Which one of the following is modern Agriculture Equipment?

Poonam Cmi
2 min readMar 23, 2022
Agriculture Equipment

Agricultural equipment refers to any piece of machinery that is utilized on a farm to aid in the farming process. The tractor is the most well-known example of this type.

Agriculture Equipment is a term that refers to the mechanical structures and devices that are utilized in farming and other forms of agriculture. Hand tools and power tools, as well as tractors and the myriad sorts of farm implements that they tow or operate, are all examples of such equipment. Both organic and non-organic farming requires a wide range of equipment. Agricultural technology has become an integral aspect of how the world gets fed, especially since the advent of mechanized agriculture.

The Industrial Revolution

Farming technologies advanced dramatically with the arrival of the Industrial Revolution and the development of more complex machinery.
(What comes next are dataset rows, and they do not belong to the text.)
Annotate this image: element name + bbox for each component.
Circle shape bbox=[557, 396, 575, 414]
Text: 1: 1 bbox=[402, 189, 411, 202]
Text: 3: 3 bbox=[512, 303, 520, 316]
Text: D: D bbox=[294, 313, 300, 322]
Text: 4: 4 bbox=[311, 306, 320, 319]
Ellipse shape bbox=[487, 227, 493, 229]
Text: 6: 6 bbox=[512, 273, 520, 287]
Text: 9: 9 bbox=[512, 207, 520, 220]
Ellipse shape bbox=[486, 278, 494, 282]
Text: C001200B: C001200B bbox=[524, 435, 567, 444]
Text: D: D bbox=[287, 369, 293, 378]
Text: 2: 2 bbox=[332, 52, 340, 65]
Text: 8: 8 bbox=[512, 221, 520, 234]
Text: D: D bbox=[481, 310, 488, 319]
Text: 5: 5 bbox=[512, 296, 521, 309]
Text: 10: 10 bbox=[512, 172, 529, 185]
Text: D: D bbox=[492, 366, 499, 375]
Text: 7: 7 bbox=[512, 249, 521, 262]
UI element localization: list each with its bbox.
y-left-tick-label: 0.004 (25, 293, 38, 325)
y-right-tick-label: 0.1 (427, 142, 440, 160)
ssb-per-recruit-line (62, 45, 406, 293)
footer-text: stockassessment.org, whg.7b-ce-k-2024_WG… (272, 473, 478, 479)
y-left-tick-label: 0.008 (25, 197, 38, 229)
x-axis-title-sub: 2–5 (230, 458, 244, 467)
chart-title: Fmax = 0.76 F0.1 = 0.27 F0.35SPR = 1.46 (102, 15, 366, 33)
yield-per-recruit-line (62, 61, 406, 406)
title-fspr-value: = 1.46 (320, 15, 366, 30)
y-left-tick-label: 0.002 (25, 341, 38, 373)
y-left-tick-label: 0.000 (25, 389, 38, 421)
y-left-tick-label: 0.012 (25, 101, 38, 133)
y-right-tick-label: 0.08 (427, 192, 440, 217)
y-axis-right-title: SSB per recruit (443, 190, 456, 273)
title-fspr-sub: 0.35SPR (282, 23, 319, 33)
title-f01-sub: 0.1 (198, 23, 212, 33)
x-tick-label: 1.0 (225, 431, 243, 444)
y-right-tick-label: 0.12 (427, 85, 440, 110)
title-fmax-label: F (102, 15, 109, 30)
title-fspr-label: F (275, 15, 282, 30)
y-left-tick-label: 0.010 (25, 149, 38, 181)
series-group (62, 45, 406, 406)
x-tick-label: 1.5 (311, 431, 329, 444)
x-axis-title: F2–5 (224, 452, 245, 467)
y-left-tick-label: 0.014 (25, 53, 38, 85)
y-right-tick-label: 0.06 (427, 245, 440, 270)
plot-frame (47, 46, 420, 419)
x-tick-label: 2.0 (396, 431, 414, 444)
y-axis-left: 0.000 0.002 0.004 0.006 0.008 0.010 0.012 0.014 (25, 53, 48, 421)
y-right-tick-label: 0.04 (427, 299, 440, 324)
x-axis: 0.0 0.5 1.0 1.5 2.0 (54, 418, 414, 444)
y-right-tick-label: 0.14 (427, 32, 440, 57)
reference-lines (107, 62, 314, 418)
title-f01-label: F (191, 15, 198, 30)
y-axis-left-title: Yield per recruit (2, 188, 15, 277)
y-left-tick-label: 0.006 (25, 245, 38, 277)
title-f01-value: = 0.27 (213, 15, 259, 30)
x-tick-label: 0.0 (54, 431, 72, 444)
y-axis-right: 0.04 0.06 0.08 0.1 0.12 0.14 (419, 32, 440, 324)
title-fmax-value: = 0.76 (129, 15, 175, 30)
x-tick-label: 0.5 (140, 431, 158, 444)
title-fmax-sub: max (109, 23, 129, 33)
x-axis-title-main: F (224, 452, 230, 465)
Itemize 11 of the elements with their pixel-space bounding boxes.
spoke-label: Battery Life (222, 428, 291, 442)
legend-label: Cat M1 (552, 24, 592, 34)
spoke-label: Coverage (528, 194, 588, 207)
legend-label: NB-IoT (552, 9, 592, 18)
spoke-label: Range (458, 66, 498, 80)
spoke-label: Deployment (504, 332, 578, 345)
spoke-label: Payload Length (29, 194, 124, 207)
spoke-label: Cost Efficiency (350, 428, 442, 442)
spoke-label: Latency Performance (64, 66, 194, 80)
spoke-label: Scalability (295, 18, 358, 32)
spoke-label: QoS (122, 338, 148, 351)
Instead of cutting a continuous swath with a sharp blade by hand, wheeled machines cut a continuous swath. Threshing machines separated the seeds from the heads and stalks instead of threshing the grain with sticks. Tractors were initially introduced in the late 1800s.

Originally, Agriculture Equipment was powered by oxen or other domesticated animals. The portable engine, and later the traction engine, a multipurpose, mobile energy source that was the ground-crawling relative of the steam locomotive, were born with the invention of steam power. Agricultural steam engines replaced oxen for heavy pulling tasks and were also equipped with a pulley that could power stationary devices through a lengthy belt. Although the steam-powered machines were underpowered by today’s standards, their size and low gear ratios allowed them to deliver a substantial drawbar pull. Farmers joked that tractors had two speeds: “slow and damn slow” because of the slow speed of steam-powered equipment.

Internal combustion engines (I.C.E.) are a type of internal combustion engine

For the following generation of tractors, the internal combustion engine, first a petrol engine, then a diesel engine, became the primary source of power. Agriculture Equipment engines also aided in the development of the self-propelled combine harvester and thresher, generally known as the combine harvester (or simply ‘combine’). Rather than cutting the grain stalks and transferring them to a fixed threshing machine, these combines chopped, threshed, and divided the grain as they moved across the field.